Dan G. Cacuci, Erkan Arslan
Nuclear Science and Engineering | Volume 176 | Number 3 | March 2014 | Pages 339-349
Technical Paper | doi.org/10.13182/NSE13-31
Articles are hosted by Taylor and Francis Online.
This work applies the predictive modeling procedure formulated by Cacuci and Ionescu-Bujor [Nucl. Sci. Eng., Vol. 165, p. 18 (2010)] to assimilate experimental data from the international Organisation for Economic Co-operation and Development/U.S. Nuclear Regulatory Commission boiling water reactor full-size fine-mesh bundle test (BFBT) benchmarks to calibrate and reduce systematically and significantly the uncertainties in the predictions of the light water reactor thermal-hydraulic code FLICA4. The BFBT benchmarks were designed by the Nuclear Power Engineering Corporation of Japan for enabling systematic validation of thermal-hydraulic codes by using full-scale experimental data.

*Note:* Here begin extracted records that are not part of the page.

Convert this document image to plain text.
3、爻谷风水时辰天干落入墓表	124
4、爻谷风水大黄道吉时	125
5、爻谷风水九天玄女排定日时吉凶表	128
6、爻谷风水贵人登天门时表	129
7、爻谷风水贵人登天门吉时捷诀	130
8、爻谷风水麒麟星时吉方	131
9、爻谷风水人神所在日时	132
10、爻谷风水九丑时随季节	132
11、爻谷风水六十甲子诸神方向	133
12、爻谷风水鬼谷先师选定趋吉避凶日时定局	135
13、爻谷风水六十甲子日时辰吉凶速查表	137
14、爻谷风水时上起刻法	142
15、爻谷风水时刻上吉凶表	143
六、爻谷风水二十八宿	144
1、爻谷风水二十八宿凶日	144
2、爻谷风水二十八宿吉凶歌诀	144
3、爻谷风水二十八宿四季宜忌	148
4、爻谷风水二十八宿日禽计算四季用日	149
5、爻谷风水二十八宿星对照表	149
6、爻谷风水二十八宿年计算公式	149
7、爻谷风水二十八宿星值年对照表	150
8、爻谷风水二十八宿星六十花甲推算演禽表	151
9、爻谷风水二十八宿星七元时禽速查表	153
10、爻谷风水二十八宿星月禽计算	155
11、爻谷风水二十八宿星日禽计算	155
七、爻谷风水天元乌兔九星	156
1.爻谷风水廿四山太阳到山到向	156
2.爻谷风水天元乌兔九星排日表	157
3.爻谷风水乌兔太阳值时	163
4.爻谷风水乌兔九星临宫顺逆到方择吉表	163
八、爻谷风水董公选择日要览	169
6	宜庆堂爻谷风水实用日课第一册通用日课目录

This work specifically uses BFBT experimental data for the “pump trip for a high-burnup assembly” in the predictive modeling formalism to calibrate parameters and time-dependent boundary conditions (power, mass flow rates, and outlet pressure distributions) in FLICA4, yielding best-estimate predictions of axial void fraction distributions. The resulting uncertainties for the best-estimate time-dependent model parameters and void fraction response distributions are shown to be smaller than the a priori experimental and computed uncertainties, thus demonstrating the successful use of predictive modeling for the large-scale reactor analysis code FLICA4 using BFBT benchmark-grade experiments.